Extremely potent human monoclonal antibodies from COVID-19 convalescent patients
Emanuele Andreano 1 , Emanuele Nicastri 2 , Ida Paciello 1 , Piero Pileri 1 , Noemi Manganaro 1 , Giulia Piccini 3 , Alessandro Manenti 4 , Elisa Pantano 1 , Anna Kabanova 5 , Marco Troisi 6 , Fabiola Vacca 6 , Dario Cardamone 7 , Concetta De Santi 1 , Jonathan L Torres 8 , Gabriel Ozorowski 8 , Linda Benincasa 9 , Hyesun Jang 10 , Cecilia Di Genova 11 , Lorenzo Depau 12 , Jlenia Brunetti 12 , Chiara Agrati 2 , Maria Rosaria Capobianchi 2 , Concetta Castilletti 2 , Arianna Emiliozzi 13 , Massimiliano Fabbiani 14 , Francesca Montagnani 13 , Luisa Bracci 12 , Giuseppe Sautto 10 , Ted M Ross 15 , Emanuele Montomoli 16 , Nigel Temperton 11 , Andrew B Ward 8 , Claudia Sala 1 , Giuseppe Ippolito 2 , Rino Rappuoli 17
Affiliations
- PMID: 33667349
- PMCID: PMC7901298
- DOI: 10.1016/j.cell.2021.02.035
Abstract
Human monoclonal antibodies are safe, preventive, and therapeutic tools that can be rapidly developed to help restore the massive health and economic disruption caused by the coronavirus disease 2019 (COVID-19) pandemic.

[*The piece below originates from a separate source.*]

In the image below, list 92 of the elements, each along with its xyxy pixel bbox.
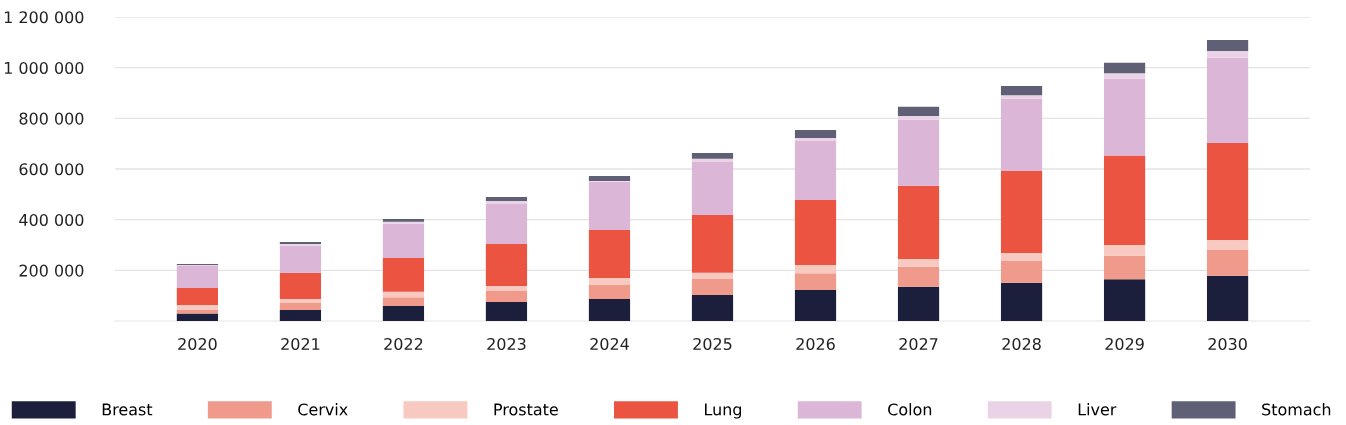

By single-cell sorting 4,277 SARS-CoV-2 spike protein-specific memory B cells from 14 COVID-19 survivors, 453 neutralizing antibodies were identified. The most potent neutralizing antibodies recognized the spike protein receptor-binding domain, followed in potency by antibodies that recognize the S1 domain, the spike protein trimer, and the S2 subunit. Only 1.4% of them neutralized the authentic virus with a potency of 1-10 ng/mL. The most potent monoclonal antibody, engineered to reduce the risk of antibody-dependent enhancement and prolong half-life, neutralized the authentic wild-type virus and emerging variants containing D614G, E484K, and N501Y substitutions. Prophylactic and therapeutic efficacy in the hamster model was observed at 0.25 and 4 mg/kg respectively in absence of Fc functions.
Keywords: COVID-19; Fc functions absence; SARS-CoV-2; emerging variants; monoclonal antibodies; prophylaxis; therapy.